Catherine Reinhart is an interdisciplinary artist from Ames, IA. She received her MFA - Textiles from the University of Kansas and a BFA - Integrated Studio Arts at Iowa State University. Reinhart exhibits locally, nationally and internationally. Her work has been exhibited at the Department of Land Economy, Cambridge University and Cambridge Artworks, Cambridge, UK, and the Spencer Museum of Art, Lawrence, KS.
Her works are in collections at University of Mississippi and Kyoto Keika University, Kyoto, Japan. Reinhart is the recipient of numerous grants and residencies, including from the Iowa Arts Council, National Endowment for the Arts, and Arrowmont School of Arts & Crafts. Reinhart was recently honored as a 2020 Iowa Artist Fellow.
I am an interdisciplinary artist who makes fiber art, works on paper, and conducts socially engaged projects with abandoned textiles. These works center on the themes of domestic labor, connection and care. Caregiving girds up our society and is based largely on the undervalued labor of women. Tending to one’s family and community is built on consistent, repetitive actions which provide comfort, ease suffering, and connect us with our fellow man.
Mending and stitching by hand parallel these tending actions. By using them, I join the emerging discourse on the unseen contributions of women and mothers to our social fabric and the contemporary art world. Through the reuse of found textiles and ritualistic processes, I communicate the transformative power of caregiving, specifically in the areas in which I have labored; childcare and care for the elderly.

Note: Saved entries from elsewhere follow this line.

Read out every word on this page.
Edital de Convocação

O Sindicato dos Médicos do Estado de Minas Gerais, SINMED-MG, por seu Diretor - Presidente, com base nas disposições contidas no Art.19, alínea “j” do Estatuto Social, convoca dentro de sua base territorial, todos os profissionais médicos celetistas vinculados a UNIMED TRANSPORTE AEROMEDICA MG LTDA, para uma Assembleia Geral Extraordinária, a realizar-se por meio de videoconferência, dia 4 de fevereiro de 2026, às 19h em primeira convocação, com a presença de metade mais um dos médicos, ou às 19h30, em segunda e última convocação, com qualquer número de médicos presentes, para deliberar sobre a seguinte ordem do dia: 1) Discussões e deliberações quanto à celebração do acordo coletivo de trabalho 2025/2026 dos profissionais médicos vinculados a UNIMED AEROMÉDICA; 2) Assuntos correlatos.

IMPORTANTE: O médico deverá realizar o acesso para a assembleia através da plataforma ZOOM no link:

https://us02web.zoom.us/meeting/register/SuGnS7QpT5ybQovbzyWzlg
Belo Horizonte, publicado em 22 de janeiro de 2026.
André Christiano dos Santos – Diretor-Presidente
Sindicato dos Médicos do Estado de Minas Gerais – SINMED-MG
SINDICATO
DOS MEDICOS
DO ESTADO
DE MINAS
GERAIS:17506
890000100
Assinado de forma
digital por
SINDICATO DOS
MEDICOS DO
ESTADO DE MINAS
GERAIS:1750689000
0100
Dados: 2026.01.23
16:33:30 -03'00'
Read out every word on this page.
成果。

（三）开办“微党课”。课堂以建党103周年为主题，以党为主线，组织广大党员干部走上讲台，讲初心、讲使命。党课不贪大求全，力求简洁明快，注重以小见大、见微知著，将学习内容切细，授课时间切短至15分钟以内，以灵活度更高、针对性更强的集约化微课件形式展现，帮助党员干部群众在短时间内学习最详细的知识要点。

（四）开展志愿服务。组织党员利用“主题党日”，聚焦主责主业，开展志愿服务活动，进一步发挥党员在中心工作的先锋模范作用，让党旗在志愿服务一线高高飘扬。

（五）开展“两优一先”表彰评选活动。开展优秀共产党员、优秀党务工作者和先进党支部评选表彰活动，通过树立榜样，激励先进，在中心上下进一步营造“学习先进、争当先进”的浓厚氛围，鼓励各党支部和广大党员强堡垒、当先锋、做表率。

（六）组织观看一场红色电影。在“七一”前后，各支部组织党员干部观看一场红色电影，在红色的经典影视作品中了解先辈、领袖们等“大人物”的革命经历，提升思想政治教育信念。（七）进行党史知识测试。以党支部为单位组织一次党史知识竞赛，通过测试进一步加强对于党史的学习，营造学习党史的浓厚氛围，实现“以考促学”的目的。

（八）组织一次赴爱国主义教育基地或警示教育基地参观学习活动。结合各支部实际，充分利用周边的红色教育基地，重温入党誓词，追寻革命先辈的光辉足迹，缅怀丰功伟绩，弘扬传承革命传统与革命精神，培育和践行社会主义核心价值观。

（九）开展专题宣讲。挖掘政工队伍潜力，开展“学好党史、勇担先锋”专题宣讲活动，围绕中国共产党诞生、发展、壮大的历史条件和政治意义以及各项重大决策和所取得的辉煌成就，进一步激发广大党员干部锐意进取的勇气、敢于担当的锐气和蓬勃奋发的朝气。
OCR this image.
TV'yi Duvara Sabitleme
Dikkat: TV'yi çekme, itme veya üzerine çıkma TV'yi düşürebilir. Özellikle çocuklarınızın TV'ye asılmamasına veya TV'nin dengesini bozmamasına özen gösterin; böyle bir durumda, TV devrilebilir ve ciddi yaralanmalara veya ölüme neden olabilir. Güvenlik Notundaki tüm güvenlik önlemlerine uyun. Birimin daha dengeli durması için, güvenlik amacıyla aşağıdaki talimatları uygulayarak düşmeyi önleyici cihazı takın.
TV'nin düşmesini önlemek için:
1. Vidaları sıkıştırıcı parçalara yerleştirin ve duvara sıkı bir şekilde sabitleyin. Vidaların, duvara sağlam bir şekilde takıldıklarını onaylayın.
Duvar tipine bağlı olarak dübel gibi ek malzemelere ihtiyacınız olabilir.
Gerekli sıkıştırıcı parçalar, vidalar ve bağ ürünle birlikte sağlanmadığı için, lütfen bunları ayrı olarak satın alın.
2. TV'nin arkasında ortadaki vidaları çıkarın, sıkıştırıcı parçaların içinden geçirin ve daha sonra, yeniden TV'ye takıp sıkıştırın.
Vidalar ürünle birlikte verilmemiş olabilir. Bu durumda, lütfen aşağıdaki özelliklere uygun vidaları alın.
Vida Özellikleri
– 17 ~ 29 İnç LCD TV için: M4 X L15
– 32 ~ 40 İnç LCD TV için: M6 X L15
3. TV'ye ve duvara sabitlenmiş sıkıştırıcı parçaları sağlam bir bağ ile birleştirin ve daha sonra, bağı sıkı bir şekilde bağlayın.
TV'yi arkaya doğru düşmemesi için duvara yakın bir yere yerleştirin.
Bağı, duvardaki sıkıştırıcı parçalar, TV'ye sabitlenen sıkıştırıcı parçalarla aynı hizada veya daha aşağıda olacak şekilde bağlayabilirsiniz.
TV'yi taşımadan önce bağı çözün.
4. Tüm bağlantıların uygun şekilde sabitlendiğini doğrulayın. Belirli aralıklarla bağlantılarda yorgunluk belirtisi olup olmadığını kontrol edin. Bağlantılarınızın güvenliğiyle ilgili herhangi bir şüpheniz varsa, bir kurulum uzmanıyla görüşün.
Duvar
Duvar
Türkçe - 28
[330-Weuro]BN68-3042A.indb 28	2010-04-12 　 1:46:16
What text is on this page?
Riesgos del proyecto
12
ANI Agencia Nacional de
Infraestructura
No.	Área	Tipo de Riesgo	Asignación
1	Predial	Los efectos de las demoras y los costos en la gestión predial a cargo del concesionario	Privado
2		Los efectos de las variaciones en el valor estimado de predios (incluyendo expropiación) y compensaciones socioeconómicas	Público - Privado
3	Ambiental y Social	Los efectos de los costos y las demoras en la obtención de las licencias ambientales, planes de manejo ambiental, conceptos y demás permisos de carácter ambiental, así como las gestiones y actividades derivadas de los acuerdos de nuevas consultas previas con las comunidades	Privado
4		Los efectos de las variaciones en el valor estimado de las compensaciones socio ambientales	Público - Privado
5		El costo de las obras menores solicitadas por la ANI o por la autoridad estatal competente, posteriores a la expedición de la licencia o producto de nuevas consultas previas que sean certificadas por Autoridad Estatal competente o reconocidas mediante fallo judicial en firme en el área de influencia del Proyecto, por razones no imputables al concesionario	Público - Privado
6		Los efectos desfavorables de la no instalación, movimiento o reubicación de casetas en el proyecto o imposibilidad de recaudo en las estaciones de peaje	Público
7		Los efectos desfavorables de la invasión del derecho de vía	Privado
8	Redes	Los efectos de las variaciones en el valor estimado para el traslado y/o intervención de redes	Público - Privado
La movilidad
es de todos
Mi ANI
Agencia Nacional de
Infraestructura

As artist and mother, I am both archivist and field hand, creating studies in the accretion of domestic life and cataloging its labors. I disassemble, reconfigure, and alter abandoned textiles. Stratums of fiber in my sculptures reference sedimentary layers and the state of my laundry pile. I map the territory of my home-place with the visual language of topographic maps. I am also interested in the point at which motherhood becomes untenable; exploring the limitations of maternal labor, the baggage of inherited possessions and the societal pressures of caregiving. With these works, I join the growing ranks of a constellation of new artist-mothers giving voice to the maternal and domestic experience.
Recently, my socially engaged projects rely on the communal actions of mending together. With my work, I contribute to relevant and timely discussions reframing the value of care and connection to our neighbors and our possessions. I give voice and hold space for stories of repair, loss, and kinship.